Sur l’exécution provisoire
L’article 514 du code de procédure civile dispose que les décisions de première instance sont de droit exécutoires à titre provisoire à moins que la loi ou la décision rendue n’en dispose autrement.
Selon l’article 514-1 du même code, le juge peut écarter l’exécution provisoire de droit, en tout ou partie, s’il estime qu’elle est incompatible avec la nature de l’affaire. Il statue, d’office ou à la demande d’une partie, par décision spécialement motivée.
Il convient de rappeler que l’exécution provisoire du présent jugement est de droit.
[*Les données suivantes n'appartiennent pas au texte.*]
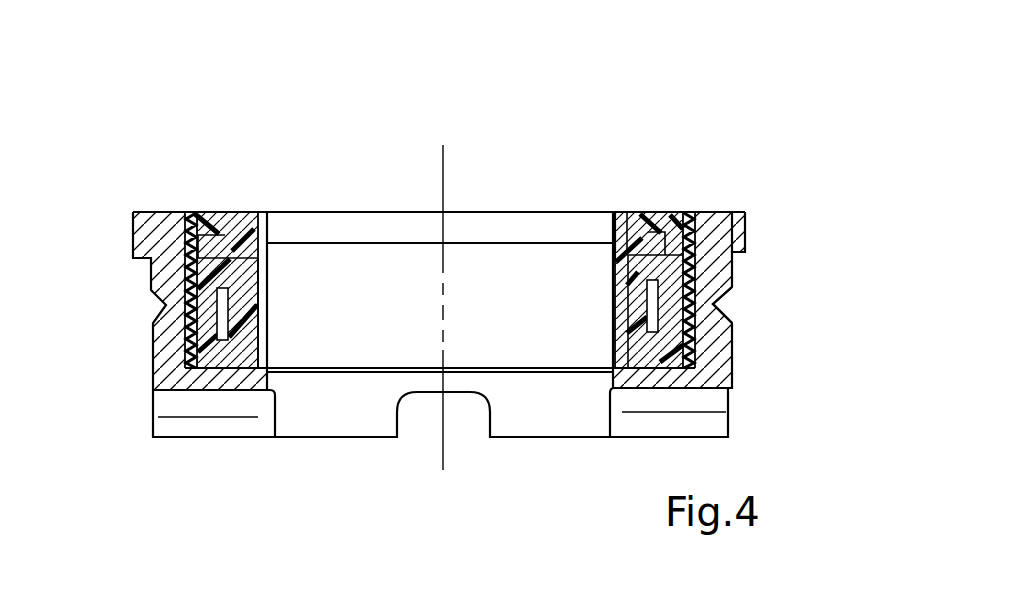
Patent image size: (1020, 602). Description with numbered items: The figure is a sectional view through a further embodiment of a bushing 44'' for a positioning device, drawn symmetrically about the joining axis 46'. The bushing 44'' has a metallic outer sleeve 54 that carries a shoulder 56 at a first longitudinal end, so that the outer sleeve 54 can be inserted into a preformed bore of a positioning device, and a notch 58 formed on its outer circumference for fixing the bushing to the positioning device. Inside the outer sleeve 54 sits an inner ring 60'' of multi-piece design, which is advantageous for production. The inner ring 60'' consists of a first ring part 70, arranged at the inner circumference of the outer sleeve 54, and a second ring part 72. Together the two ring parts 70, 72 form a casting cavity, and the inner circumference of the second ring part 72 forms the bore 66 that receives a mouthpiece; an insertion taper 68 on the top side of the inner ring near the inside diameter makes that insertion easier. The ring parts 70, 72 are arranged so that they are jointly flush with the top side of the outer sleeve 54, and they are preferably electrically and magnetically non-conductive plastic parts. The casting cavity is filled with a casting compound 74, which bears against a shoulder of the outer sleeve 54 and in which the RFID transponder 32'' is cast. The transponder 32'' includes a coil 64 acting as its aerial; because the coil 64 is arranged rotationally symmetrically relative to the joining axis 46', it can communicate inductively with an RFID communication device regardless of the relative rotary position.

The bushing 44'' is at (513, 231).
The joining axis 46' is at (470, 276).
The transponder 32'' is at (246, 330).
The outer sleeve 54 is at (732, 353).
The shoulder 56 is at (747, 230).
The notch 58 is at (725, 298).
The inner ring 60'' is at (659, 302).
The coil 64 is at (197, 212).
The bore 66 is at (268, 342).
The insertion taper 68 is at (615, 208).
The first ring part 70 is at (682, 206).
The second ring part 72 is at (632, 206).
The casting compound 74 is at (657, 350).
Il n’y a pas lieu à l’écarter.
PAR CES MOTIFS
LE TRIBUNAL, statuant après débat en audience publique, par jugement contradictoire rendu en premier ressort, exécutoire de droit à titre provisoire ;
REJETTE la demande de fin de non recevoir de Madame [I] [S] tirée de la prescription des demandes de Madame [F] [Y] ;
DÉCLARE Madame [F] [Y] recevable en ses demandes ;
CONDAMNE Madame [I] [S] à élaguer tous les végétaux empiétant sur la parcelle de Madame [F] [Y], les 1er octobre et 1er mars de chaque année, sous peine d’astreinte de 30 euros par jour de retard passé ces deux dates ;
CONDAMNE Madame [I] [S] à arracher tous les végétaux situés à la limite de sa propriété qui ne respectent pas les distances légales et ce sous astreinte de 30 euros par jour de retard suivant trois mois à compter de la signification du présent jugement ;
ORDONNE à Madame [I] [S] de prévenir Madame [F] [Y] de la date des interventions au moins 72 heures à l’avance ;
DÉBOUTE Madame [F] [Y] de sa demande tendant à voir imposer un délai d’exécution à Madame [I] [S] deux jours après l’envoi d’un SMS,
DÉBOUTE Madame [F] [Y] de sa demande d’évacuation des déchets végétaux issus de la taille de mai 2024,
DÉBOUTE Madame [F] [Y] de sa demande tendant à retirer la terre du talus empiétant sur sa parcelle,
DÉBOUTE Madame [F] [Y] de sa demande de dommages et intérêts ;
CONDAMNE Madame [I] [S] aux dépens ;
CONDAMNE Madame [I] [S] à payer la somme de 1 500 euros à Madame [F] [Y] sur le fondement de l’article 700 du code de procédure civile ;
DÉBOUTE Madame [I] [S] de sa demande sur le fondement de l’article 700 du code de procédure civile.
Ainsi jugé et prononcé par mise à disposition au greffe du tribunal judiciaire de BOURGOIN-JALLIEU le VINGT SEPT MAI DEUX MIL VINGT CINQ.